Genome-wide DNA methylation analysis in precursor B-cells

Abstract

DNA methylation is responsible for regulating gene expression and cellular differentiation and for maintaining genomic stability during normal human development. Furthermore, it plays a significant role in the regulation of hematopoiesis. In order to elucidate the influence of DNA methylation during B-cell development, genome-wide DNA methylation status of pro-B, pre-BI, pre-BII, and naïve-B-cells isolated from human umbilical cord blood was determined using the methylated CpG island recovery assay followed by next generation sequencing. On average, 182-200 million sequences were generated for each precursor B-cell subset in 10 biological replicates. An overall decrease in methylation was observed during the transition from pro-B to pre-BI, whereas no differential methylation was observed in the pre-BI to pre-BII transition or in the pre-BII to naïve B-cell transition. Most of the methylated regions were located within intergenic and intronic regions not present in a CpG island context. Putative novel enhancers were identified in these regions that were differentially methylated between pro-B and pre-BI cells. The genome-wide methylation profiles are publically available and may be used to gain a better understanding of the involvement of atypical DNA methylation in the pathogenesis of malignancies associated with precursor B-cells.
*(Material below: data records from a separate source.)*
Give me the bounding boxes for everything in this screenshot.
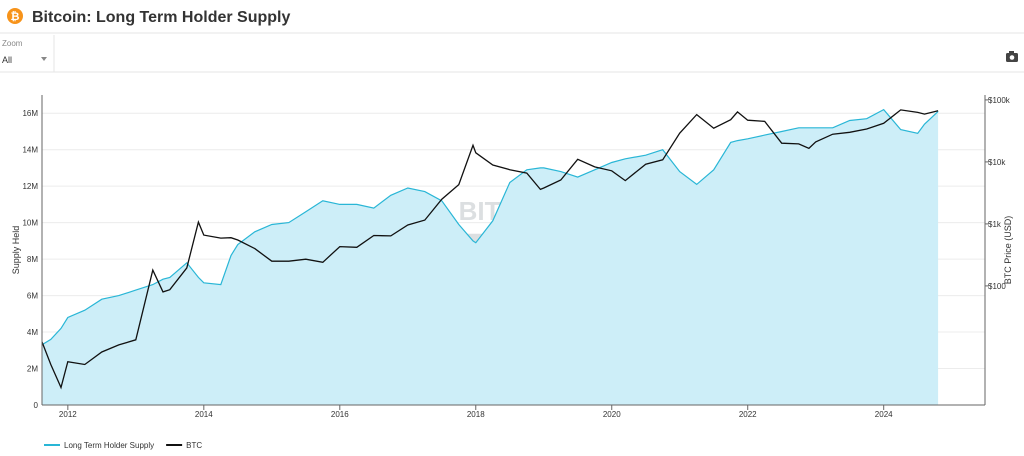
bitcoin-icon-glyph: ₿ bbox=[11, 11, 20, 23]
y2-tick-label: $100 bbox=[988, 282, 1006, 291]
series-line bbox=[41, 109, 939, 390]
x-tick-label: 2024 bbox=[875, 410, 893, 419]
x-tick-label: 2016 bbox=[331, 410, 349, 419]
y2-tick-label: $10k bbox=[988, 158, 1006, 167]
y-tick-label: 6M bbox=[27, 292, 38, 301]
area bbox=[42, 109, 939, 405]
x-tick-label: 2020 bbox=[603, 410, 621, 419]
legend-label: Long Term Holder Supply bbox=[64, 441, 154, 450]
y-tick-label: 0 bbox=[34, 401, 39, 410]
legend-label: BTC bbox=[186, 441, 202, 450]
dropdown-arrow[interactable] bbox=[41, 57, 47, 61]
y-tick-label: 4M bbox=[27, 328, 38, 337]
zoom-select[interactable]: All bbox=[2, 55, 47, 65]
zoom-value[interactable]: All bbox=[2, 55, 12, 65]
x-tick-label: 2022 bbox=[739, 410, 757, 419]
y-axis-label: Supply Held bbox=[11, 226, 21, 275]
series-line bbox=[41, 108, 939, 346]
camera-lens[interactable] bbox=[1009, 55, 1015, 60]
page-title: Bitcoin: Long Term Holder Supply bbox=[32, 9, 290, 26]
x-tick-label: 2012 bbox=[59, 410, 77, 419]
y-tick-label: 16M bbox=[22, 109, 38, 118]
camera-button[interactable] bbox=[1006, 51, 1018, 62]
y-tick-label: 2M bbox=[27, 365, 38, 374]
y2-tick-label: $100k bbox=[988, 96, 1011, 105]
y2-axis-label: BTC Price (USD) bbox=[1003, 216, 1013, 285]
bitcoin-icon bbox=[7, 8, 23, 24]
zoom-label: Zoom bbox=[2, 39, 23, 48]
x-tick-label: 2014 bbox=[195, 410, 213, 419]
camera-top[interactable] bbox=[1009, 51, 1014, 54]
y-tick-label: 10M bbox=[22, 219, 38, 228]
x-tick-label: 2018 bbox=[467, 410, 485, 419]
y2-tick-label: $1k bbox=[988, 220, 1002, 229]
y-tick-label: 14M bbox=[22, 146, 38, 155]
y-tick-label: 12M bbox=[22, 182, 38, 191]
y-tick-label: 8M bbox=[27, 255, 38, 264]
Keywords: CG dinucleotide; CLP, common lymphoid progenitor cells; CpGI, CpG island; DMRs, differentially methylated regions; DNA methylation; FDR, false discovery rate.; H3K27ac, histone H3 lysine 27 acetylation; H3K4me1, histone H3 lysine 4 monomethylation; HCB, human umbilical cord blood; HSCs, haematopoietic stem cells; MBDs, methyl CpG binding domains; MIRA-seq, methylated CpG island recovery assay (MIRA) followed by next generation sequencing; MeCP2, methyl CpG binding protein 2; Pre-B, precursor B-cell; CD; Pro-B, progenitor B-cell; ROIs, regions of interest; TFs, transcription factors; acute lymphoblastic leukemia; CpG; cluster of differentiation; ALL; enhancer; next-generation sequencing; precursor B-cell; umbilical cord blood.

Figure 1.

Average read and alignment statistics. Read and alignment statistics were averaged across all individuals for each precursor B-cell subset. The top of each bar represents the total number of sequencing reads (blue), the total number of mapped reads (dark gray), and the total number of unique reads (light gray).

Figure 2.

Genomic distribution of methylation peaks in pro-B, pre-BI, pre-BII, and naïve-B-cells.

Figure 3.

Percentages of methylation peaks associated with CpG islands, CpG shores, and CpG shelves.

Figure 4.

Differentially methylated regions in the pro-B to pre-BI transition. Circos plots representing chromosomes 1-22. The X and Y chromosomes were excluded from analysis. A total of 4,210 loci gained methylation (hypermethylated in pre-BI) and 14,294 loci lost methylation (hypomethylated in pre-BI). Blue represents hypomethylated regions in pre-BI cells and yellow represents hypermethylated regions in pre-BI cells.

Figure 5.

Genomic distribution of hypomethylated and hypermethylated loci during the pro-B to pre-BI transition.

Figure 6.

Isolation of precursor B-cell subsets from human umbilical cord blood. Mononuclear cells were isolated using density gradient centrifugation to remove all non B-cells. B-cells were labeled with cell surface antibodies and sorted into 4 separate tubes. R4: pro-B-cells; R5: pre-BI cells; R6: pre-BII cells; R7: naïve B-cells.